I look at my brain scans still on the monitor. They are two snapshots of my brain, one before I knew Blair existed and one after loving him. It’s only a smudge; I’d think it was lint. Does this explain everything or nothing at all?
I close my eyes and try to feel the truth. If I quiet everything else—the diagnosis, the prognosis, the risks—what remains?
The perfect shine of Blair’s eyes, a deep Pacific blue I knew to love before I’d ever truly seen them. The cascade of his laugh, the curve of his smile, the crinkle of his eyes, the feel of his fingertips on my skin, the taste of his lips?—
A lesion can’t create that depth of knowing. Which means what? That every choice, every moment of recognition, every time I looked at Blair and knew— All of it was broken circuitry?
An ache threads through me, resentment at the reduction, grief for all that science can name but never feel.
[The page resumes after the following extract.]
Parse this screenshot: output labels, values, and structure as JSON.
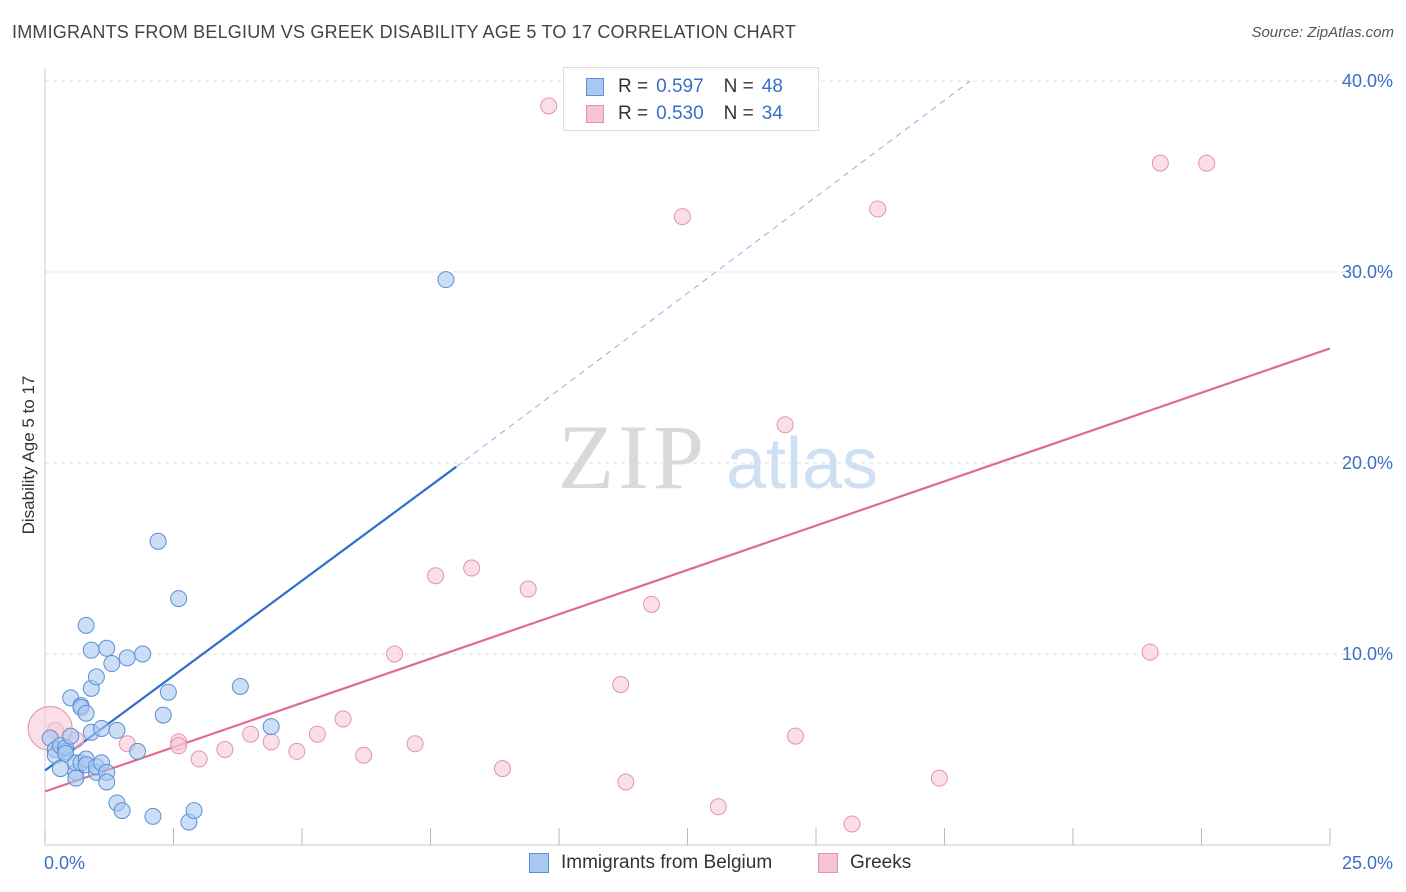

That smudge—that nothing, that everything—mocks me. How dare something so small contain so much? How dare it reduce what Blair and I have?
My life divides into two irreconcilable truths: the world of lesions and electrical impulses and a world where the most profound year of my life can be traced back to a scar of damaged tissue. They belong to two separate worlds, and I am standing with a foot in each.
I cannot reconcile the man I fought for across time with this Dr. Khatri’s recitation of symptoms.